Wael Mohamed, Seif Mostafa, Mourad Mohamed, Altabbaa Hashem, Ibrahim Ibrahim Mabrouk, Elkeleny Mostafa Refaie

机构信息

Liver and GIT unit, Alexandria University Main Hospital, Alexandria, Egypt.

Alexandria University, Alexandria, Egypt.

出版信息

J Laparoendosc Adv Surg Tech A. 2024 Dec;34(12):1069-1078. doi: 10.1089/lap.2024.0233. Epub 2024 Sep 5.

Abstract

The advancement in medical care has led to an increase in patients with acute cholecystitis (AC) and cardiopulmonary comorbidities referred for surgery. Grade II AC, according to Tokyo Guidelines in 2018 (TG18), is characterized by severe local inflammation with no systemic affection. The optimal treatment for patients with high-risk grade II AC has not yet been clearly established, which is still a dilemma. For these patients, laparoscopic cholecystectomy (LC), despite being the only definitive treatment, is still a challenge. The introduction of percutaneous cholecystostomy as a temporary minimally invasive alternative technique allows an immediate gallbladder decompression with a rapid clinical improvement.
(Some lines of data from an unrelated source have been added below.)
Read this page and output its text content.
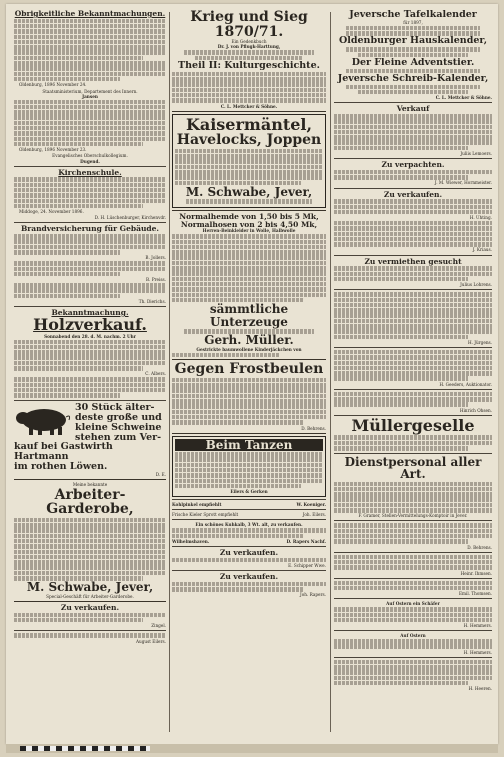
Obrigkeitliche Bekanntmachungen.
Oldenburg, 1896 November 24.
Staatsministerium, Departement des Innern.
Jansen
Oldenburg, 1896 November 23.
Evangelisches Oberschulkollegium.
Dugend.
Kirchenschule.
Middoge, 24. November 1896.
D. H. Lüschenburger, Kirchenvdr.
Brandversicherung für Gebäude.
B. Jollers.
B. Preiss.
Th. Dierichs.
Bekanntmachung.
Holzverkauf.
Sonnabend den 28. d. M. nachm. 2 Uhr
C. Albers.
30 Stück älter-
deste große und
kleine Schweine
stehen zum Ver-
kauf bei Gastwirth Hartmann
im rothen Löwen.
D. E.
Meine bekannte
Arbeiter-Garderobe,
M. Schwabe, Jever,
Special-Geschäft für Arbeiter-Garderobe.
Zu verkaufen.
Zingel.
August Eilers.
Krieg und Sieg 1870/71.
Ein Gedenkbuch
Dr. J. von Pflugk-Harttung,
Theil II: Kulturgeschichte.
C. L. Mettcker & Söhne.
Kaisermäntel,
Havelocks, Joppen
M. Schwabe, Jever,
Normalhemde von 1,50 bis 5 Mk,
Normalhosen von 2 bis 4,50 Mk,
Herren-Beinkleider in Wolle, Halbwolle
sämmtliche Unterzeuge
Gerh. Müller.
Gestrickte baumwollene Kinderjäckchen von
Gegen Frostbeulen
D. Behrens.
Beim Tanzen
Eilers & Gerken
Kohlpinkel empfiehlt	W. Koeniger.
Frische Kieler Sprott empfiehlt	Joh. Eilers.
Ein schönes Kuhkalb, 3 Wt. alt, zu verkaufen.
Wilhelmshaven.	D. Rapers Nachf.
Zu verkaufen.
E. Schipper Wwe.
Zu verkaufen.
Joh. Rapers.
Jeversche Tafelkalender
für 1897,
Oldenburger Hauskalender,
Der Fleine Adventstier.
Jeversche Schreib-Kalender,
C. L. Mettcker & Söhne.
Verkauf
Juliis Lemoers.
Zu verpachten.
J. M. Wiewer, Hornmeister.
Zu verkaufen.
H. Uhting.
J. Kriaus.
Zu vermiethen gesucht
Julius Lohrens.
H. Jürgens.
H. Geeders, Auktionator.
Hinrich Ohsen.
Müllergeselle
Dienstpersonal aller Art.
F. Gramer, Stellen-Vermittelungs-Komptoir in Jever.
D. Behrens.
Heinr. Ihmsen.
Emil. Thomsen.
Auf Ostern ein Schäfer
H. Hemmers.
Auf Ostern
H. Hemmers.
H. Heeren.
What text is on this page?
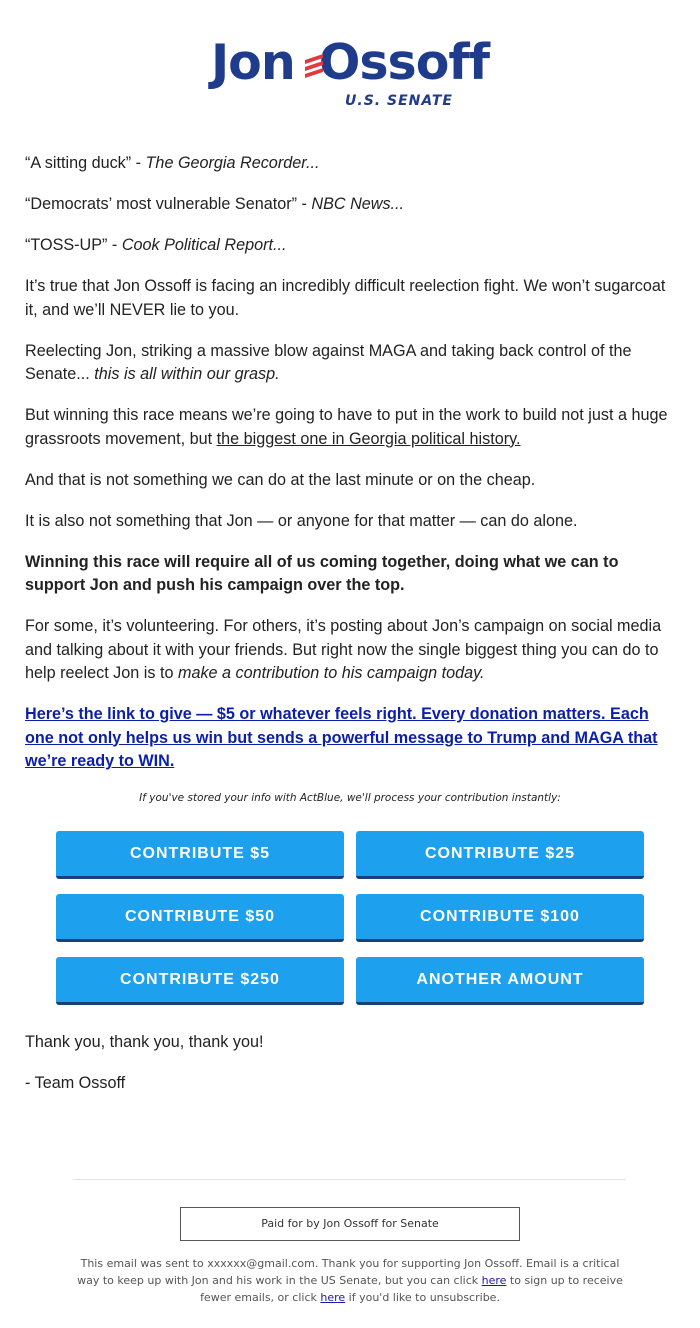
Jon Ossoff
U.S. SENATE

“A sitting duck” - The Georgia Recorder...

“Democrats’ most vulnerable Senator” - NBC News...

“TOSS-UP” - Cook Political Report...

It’s true that Jon Ossoff is facing an incredibly difficult reelection fight. We won’t sugarcoat it, and we’ll NEVER lie to you.

Reelecting Jon, striking a massive blow against MAGA and taking back control of the Senate... this is all within our grasp.

But winning this race means we’re going to have to put in the work to build not just a huge grassroots movement, but the biggest one in Georgia political history.

And that is not something we can do at the last minute or on the cheap.

It is also not something that Jon — or anyone for that matter — can do alone.

Winning this race will require all of us coming together, doing what we can to support Jon and push his campaign over the top.

For some, it’s volunteering. For others, it’s posting about Jon’s campaign on social media and talking about it with your friends. But right now the single biggest thing you can do to help reelect Jon is to make a contribution to his campaign today.

Here’s the link to give — $5 or whatever feels right. Every donation matters. Each one not only helps us win but sends a powerful message to Trump and MAGA that we’re ready to WIN.

If you've stored your info with ActBlue, we'll process your contribution instantly:
CONTRIBUTE $5	CONTRIBUTE $25
CONTRIBUTE $50	CONTRIBUTE $100
CONTRIBUTE $250	ANOTHER AMOUNT
Thank you, thank you, thank you!
- Team Ossoff
Paid for by Jon Ossoff for Senate
This email was sent to xxxxxx@gmail.com. Thank you for supporting Jon Ossoff. Email is a critical way to keep up with Jon and his work in the US Senate, but you can click here to sign up to receive fewer emails, or click here if you'd like to unsubscribe.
However, the next step after percutaneous transhepatic gall bladder drainage (PTGBD) in these high-risk patients is still a debate, with no definitive consensus about the ideal treatment of choice as well as its optimal timing. In our study, we followed a treatment algorithm for high-risk patients that involved early gallbladder decompression by PTGBD, followed by LC at different intervals once the patient is considered fit for surgery. A retrospective study of 58 patients with high-risk grade II AC with cardiopulmonary comorbidity from our medical records was included. They were managed initially with PTGBD, an LC was then performed either within 7 days after drain insertion (early group, 26 patients), while an LC was performed later for the remaining patients within 6-8 weeks after PTGBD (late group, 32 patients). The results of the two groups were analyzed. Procalcitonin and C-reactive protein were significantly higher in the late group. No significant difference was found between both groups with regard to operative time, PTGBD-related complications, and major perioperative complications. Timing after PTGBD did not affect the incidence of operative complications. Total hospital stay was significantly shorter in the early group. PTGBD is a safe initial intervention for high-risk patients with AC with a low morbidity and high success rate. Urgent LC after PTGBD can be performed safely for well-selected high-risk patients with the timing of surgery is personalized according to each patient's clinical situation. Early LC (after PTGBD) has the advantage of shorter hospital stay, low cost, as well as avoiding the risk of biliary complications and mortality if waiting a delayed surgery with no significant difference in morbidity compared with late LC.

摘要

医疗护理的进步导致因急性胆囊炎(AC)和心肺合并症而接受手术治疗的患者增多。根据2018年东京指南(TG18),II级AC的特征是局部炎症严重但无全身影响。对于高危II级AC患者的最佳治疗方法尚未明确确立,这仍然是一个难题。对于这些患者,腹腔镜胆囊切除术(LC)尽管是唯一的确定性治疗方法,但仍然是一项挑战。经皮胆囊造瘘术作为一种临时的微创替代技术的引入,可实现胆囊立即减压并使临床症状迅速改善。然而,这些高危患者在经皮经肝胆管胆囊引流术(PTGBD)后的下一步治疗仍存在争议,对于理想的治疗选择及其最佳时机尚无明确共识。在我们的研究中,我们遵循了一种针对高危患者的治疗方案,该方案包括通过PTGBD进行早期胆囊减压,一旦患者被认为适合手术,再在不同间隔时间进行LC。我们纳入了一项对58例患有高危II级AC且合并心肺疾病的患者的回顾性研究。他们最初接受PTGBD治疗,然后在引流管插入后7天内进行LC(早期组,26例患者),而其余患者在PTGBD后6 - 8周内进行LC(晚期组,32例患者)。分析了两组的结果。晚期组的降钙素原和C反应蛋白明显更高。两组在手术时间、PTGBD相关并发症和主要围手术期并发症方面未发现显著差异。PTGBD后的时机并不影响手术并发症的发生率。早期组的总住院时间明显更短。PTGBD对于高危AC患者是一种安全的初始干预措施,发病率低且成功率高。对于精心挑选的高危患者,PTGBD后可安全地进行紧急LC,手术时机根据每位患者的临床情况进行个性化调整。早期LC(PTGBD后)具有住院时间短、成本低的优势,并且避免了等待延迟手术时出现胆系并发症和死亡的风险,与晚期LC相比发病率无显著差异。